Fig. 7 |. Loss of E-cadherin-dependent cell contact downregulates REST and enables L1CAM expression.

a, REST ChIP-seq analysis, showing diminution of the REST peak at the L1CAM intronic enhancer in dissociated organoid-derived cells, collected 16 h after dissociation, in comparison to intact organoids. Input control is also shown. LCA10 (gray) is not expressed in CRC organoids. Two independent organoid cultures from two patient-derived organoid lines were analyzed per condition. b, Relative mRNA levels (mean ± s.e.m.) of REST and L1CAM in intact MSK107Li organoids (day 0), cells collected 24 h after dissociation and plating as single cells (day 1), and cells collected at the indicated time points during organoid regeneration. Organoids were transduced with lentivirus constitutively expressing shRNA targeting REST or control shRNA. Gene expression was normalized to GAPDH mRNA levels. Day 1 shControl versus shREST.1: P < 0.0001 (REST), P < 0.0001 (L1CAM); day 1 shControl versus shREST.2: P = 0.007 (REST), P < 0.0001 (L1CAM); n = 4 organoid cultures per sample per time point; two-sided Student’s t tests. c, Relative expression of CDH1, REST and L1CAM (mean ± s.e.m.) in intact MSK107Li organoids transduced with lentivirus constitutively expressing shRNA targeting CDH1 or control shRNA. n = 4 organoid cultures per group; two-sided Student’s t tests. d, ChIP-PCR using antibodies against REST or isotype-control immunoglobulin in intact MSK107Li organoids transduced with lentivirus constitutively expressing shRNA targeting CDH1 or control shRNA. Fold enrichment (mean ± s.e.m.) is shown relative to the corresponding 2% input. PCR primers were selected to amplify immunoprecipitated DNA at the indicated positions relative to the L1CAM transcriptional start site. P values correspond to the comparison between shControl anti-REST and shCDH1 anti-REST; n = 3 organoid cultures per condition; two-sided Student’s t tests. e, Induction of L1CAM expression by E-cadherin knockdown can be rescued by REST but not by dominant-negative REST (dnREST). Relative mRNA levels of L1CAM, CDH1 and REST are shown in MSK107Li organoids stably expressing shRNA targeting CDH1 or control shRNA as well as cDNA expressing REST or dnREST. Gene expression was normalized to the mRNA levels of GAPDH. Data are shown as the mean ± s.e.m.; n = 4 organoid cultures per group; two-sided Student’s t tests.

Fig. 8 |. Epistasis analysis of E-cadherin, REST and L1CAM.

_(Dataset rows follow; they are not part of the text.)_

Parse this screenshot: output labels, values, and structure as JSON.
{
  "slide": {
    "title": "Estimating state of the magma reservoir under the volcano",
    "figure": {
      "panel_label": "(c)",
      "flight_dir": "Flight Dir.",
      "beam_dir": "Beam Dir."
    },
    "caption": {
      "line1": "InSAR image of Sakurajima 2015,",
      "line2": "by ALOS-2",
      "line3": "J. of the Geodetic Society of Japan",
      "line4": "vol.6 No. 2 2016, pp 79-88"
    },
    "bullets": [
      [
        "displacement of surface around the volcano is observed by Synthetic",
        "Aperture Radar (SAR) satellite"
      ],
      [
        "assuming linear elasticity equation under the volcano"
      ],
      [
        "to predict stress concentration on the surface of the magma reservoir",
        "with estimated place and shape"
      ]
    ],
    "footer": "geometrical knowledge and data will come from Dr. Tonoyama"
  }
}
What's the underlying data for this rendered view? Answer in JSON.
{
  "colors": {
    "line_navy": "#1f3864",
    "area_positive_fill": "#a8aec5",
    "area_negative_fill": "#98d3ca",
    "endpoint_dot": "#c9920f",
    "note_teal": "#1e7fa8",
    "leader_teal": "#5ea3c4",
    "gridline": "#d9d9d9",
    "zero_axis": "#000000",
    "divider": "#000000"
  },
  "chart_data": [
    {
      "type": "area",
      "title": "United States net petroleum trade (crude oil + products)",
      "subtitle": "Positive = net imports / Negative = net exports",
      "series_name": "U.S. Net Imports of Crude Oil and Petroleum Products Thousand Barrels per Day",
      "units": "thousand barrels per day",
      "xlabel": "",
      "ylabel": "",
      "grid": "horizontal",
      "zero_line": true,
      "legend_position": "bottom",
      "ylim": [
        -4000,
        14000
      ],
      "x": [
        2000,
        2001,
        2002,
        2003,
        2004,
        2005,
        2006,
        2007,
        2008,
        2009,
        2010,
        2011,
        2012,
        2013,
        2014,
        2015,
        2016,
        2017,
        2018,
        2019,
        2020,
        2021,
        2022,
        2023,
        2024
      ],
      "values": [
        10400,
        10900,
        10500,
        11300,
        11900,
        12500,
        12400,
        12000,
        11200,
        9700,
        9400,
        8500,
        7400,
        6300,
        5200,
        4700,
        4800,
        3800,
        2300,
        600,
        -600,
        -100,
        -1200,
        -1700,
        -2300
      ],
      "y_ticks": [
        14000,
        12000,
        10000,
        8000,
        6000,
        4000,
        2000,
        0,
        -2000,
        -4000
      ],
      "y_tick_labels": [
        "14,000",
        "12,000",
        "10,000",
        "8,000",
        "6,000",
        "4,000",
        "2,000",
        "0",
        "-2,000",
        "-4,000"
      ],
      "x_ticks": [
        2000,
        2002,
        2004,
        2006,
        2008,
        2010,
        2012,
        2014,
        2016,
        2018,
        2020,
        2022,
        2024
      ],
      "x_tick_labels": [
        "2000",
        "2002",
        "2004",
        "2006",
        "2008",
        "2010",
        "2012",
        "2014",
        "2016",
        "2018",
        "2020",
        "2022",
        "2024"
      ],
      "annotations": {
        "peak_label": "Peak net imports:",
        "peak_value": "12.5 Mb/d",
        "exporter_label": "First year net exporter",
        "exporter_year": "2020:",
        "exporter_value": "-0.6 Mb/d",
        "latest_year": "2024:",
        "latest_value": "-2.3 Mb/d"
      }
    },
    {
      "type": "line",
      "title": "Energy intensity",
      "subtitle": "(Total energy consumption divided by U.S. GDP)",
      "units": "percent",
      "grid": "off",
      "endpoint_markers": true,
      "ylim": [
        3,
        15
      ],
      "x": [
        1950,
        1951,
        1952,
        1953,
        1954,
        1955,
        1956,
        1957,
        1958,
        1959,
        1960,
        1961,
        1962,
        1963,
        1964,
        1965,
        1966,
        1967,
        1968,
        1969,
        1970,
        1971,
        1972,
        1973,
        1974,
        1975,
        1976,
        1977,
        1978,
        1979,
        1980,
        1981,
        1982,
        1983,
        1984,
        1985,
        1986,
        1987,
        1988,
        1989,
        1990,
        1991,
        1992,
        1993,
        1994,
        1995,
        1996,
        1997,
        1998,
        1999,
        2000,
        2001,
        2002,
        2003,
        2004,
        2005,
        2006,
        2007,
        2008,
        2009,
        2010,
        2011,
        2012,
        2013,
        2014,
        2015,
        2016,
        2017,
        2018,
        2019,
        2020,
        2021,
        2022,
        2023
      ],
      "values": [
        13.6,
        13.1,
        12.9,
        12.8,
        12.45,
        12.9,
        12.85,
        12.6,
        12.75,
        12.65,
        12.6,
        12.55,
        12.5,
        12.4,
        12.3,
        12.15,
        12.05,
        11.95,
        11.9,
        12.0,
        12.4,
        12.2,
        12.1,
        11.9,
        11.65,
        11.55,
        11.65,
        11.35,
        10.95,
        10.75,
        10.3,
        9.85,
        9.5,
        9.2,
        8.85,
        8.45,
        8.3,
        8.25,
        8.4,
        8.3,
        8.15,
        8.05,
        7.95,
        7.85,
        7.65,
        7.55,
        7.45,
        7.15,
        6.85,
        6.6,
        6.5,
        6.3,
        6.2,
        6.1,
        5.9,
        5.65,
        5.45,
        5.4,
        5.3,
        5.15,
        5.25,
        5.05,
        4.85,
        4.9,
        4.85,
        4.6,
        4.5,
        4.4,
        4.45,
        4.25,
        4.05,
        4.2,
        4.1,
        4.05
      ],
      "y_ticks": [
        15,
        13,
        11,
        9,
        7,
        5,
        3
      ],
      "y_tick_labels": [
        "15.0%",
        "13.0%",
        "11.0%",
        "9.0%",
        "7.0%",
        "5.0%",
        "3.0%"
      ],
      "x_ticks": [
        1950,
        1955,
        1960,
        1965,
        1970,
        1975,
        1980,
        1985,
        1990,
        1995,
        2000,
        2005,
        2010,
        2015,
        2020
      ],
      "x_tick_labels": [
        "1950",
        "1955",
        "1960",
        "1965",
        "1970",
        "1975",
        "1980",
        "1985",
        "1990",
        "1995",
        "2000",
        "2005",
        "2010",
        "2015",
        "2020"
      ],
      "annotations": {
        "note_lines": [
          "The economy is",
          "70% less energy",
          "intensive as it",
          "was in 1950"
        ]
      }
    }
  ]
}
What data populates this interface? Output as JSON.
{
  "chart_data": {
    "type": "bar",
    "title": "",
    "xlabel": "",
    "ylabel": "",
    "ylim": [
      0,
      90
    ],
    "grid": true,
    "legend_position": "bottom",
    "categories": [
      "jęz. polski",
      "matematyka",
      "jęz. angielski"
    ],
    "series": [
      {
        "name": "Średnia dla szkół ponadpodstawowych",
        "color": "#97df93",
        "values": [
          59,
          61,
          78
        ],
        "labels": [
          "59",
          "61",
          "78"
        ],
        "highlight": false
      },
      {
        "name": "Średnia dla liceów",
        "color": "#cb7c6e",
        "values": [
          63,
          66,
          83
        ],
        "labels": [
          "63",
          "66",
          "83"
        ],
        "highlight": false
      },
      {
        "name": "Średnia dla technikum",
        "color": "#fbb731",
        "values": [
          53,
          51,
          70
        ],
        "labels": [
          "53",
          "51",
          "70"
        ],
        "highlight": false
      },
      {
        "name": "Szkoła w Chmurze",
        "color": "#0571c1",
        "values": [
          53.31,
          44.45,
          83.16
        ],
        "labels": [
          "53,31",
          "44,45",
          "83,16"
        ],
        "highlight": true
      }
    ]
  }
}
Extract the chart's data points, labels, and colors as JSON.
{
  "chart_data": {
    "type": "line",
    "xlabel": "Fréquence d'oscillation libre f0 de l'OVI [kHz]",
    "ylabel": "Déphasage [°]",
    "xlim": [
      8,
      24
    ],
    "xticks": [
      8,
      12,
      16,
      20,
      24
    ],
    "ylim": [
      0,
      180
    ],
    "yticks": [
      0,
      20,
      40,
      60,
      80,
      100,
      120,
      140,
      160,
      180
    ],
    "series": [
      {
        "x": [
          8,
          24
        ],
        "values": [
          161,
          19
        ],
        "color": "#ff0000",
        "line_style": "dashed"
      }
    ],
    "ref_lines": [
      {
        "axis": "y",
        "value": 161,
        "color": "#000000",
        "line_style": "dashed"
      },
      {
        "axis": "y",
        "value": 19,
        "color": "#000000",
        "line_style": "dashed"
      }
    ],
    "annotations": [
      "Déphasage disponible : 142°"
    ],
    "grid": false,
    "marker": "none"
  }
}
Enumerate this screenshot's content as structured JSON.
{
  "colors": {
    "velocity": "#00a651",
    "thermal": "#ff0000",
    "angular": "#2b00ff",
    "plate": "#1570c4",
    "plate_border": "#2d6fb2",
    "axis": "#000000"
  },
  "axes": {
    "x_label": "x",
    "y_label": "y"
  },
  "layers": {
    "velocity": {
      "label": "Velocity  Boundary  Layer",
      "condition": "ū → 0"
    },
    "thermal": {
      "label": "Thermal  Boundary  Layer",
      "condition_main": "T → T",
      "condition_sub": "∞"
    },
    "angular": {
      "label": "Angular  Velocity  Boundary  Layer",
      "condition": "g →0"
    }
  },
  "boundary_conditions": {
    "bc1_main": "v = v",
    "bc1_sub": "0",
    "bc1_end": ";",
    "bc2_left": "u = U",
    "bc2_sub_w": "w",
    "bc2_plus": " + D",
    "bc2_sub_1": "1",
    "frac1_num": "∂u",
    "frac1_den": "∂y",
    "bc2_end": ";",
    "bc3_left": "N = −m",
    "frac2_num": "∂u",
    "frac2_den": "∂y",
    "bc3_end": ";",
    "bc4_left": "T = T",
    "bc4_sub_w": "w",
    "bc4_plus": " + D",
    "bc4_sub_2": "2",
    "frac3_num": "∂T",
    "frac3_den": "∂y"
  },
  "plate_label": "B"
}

a, L1CAM inhibition rescues the increase in organoid generation secondary to REST inhibition. MSK107Li organoids stably expressing the indicated shRNAs were grown in the presence or absence of doxycycline for 7 d before measuring cell viability (luminescence relative to day 0; in box plots, boxes show the 25th–75th percentile with the median, and whiskers show the minimum-maximum; n = 6 organoid cultures per group; two-sided Mann-Whitney U tests). b, Relative mRNA levels of L1CAM and REST on day 0, normalized to GAPDH, in organoid-derived cells transduced with lentiviruses directing expression of the indicated shRNAs in the presence or absence of doxycycline. Data are shown as the mean ± s.e.m.; n = 4 organoid cultures per group; two-sided Student’s t tests. c, Left: schematic diagram showing how loss of epithelial integrity induces L1CAM expression during wound healing and tumor invasion, ultimately driving metastatic relapse. Right schematic diagram showing that loss of membrane E-cadherin in cells detached from their epithelial niche downregulates and displaces REST from the L1CAM enhancer, thus enabling L1CAM expression.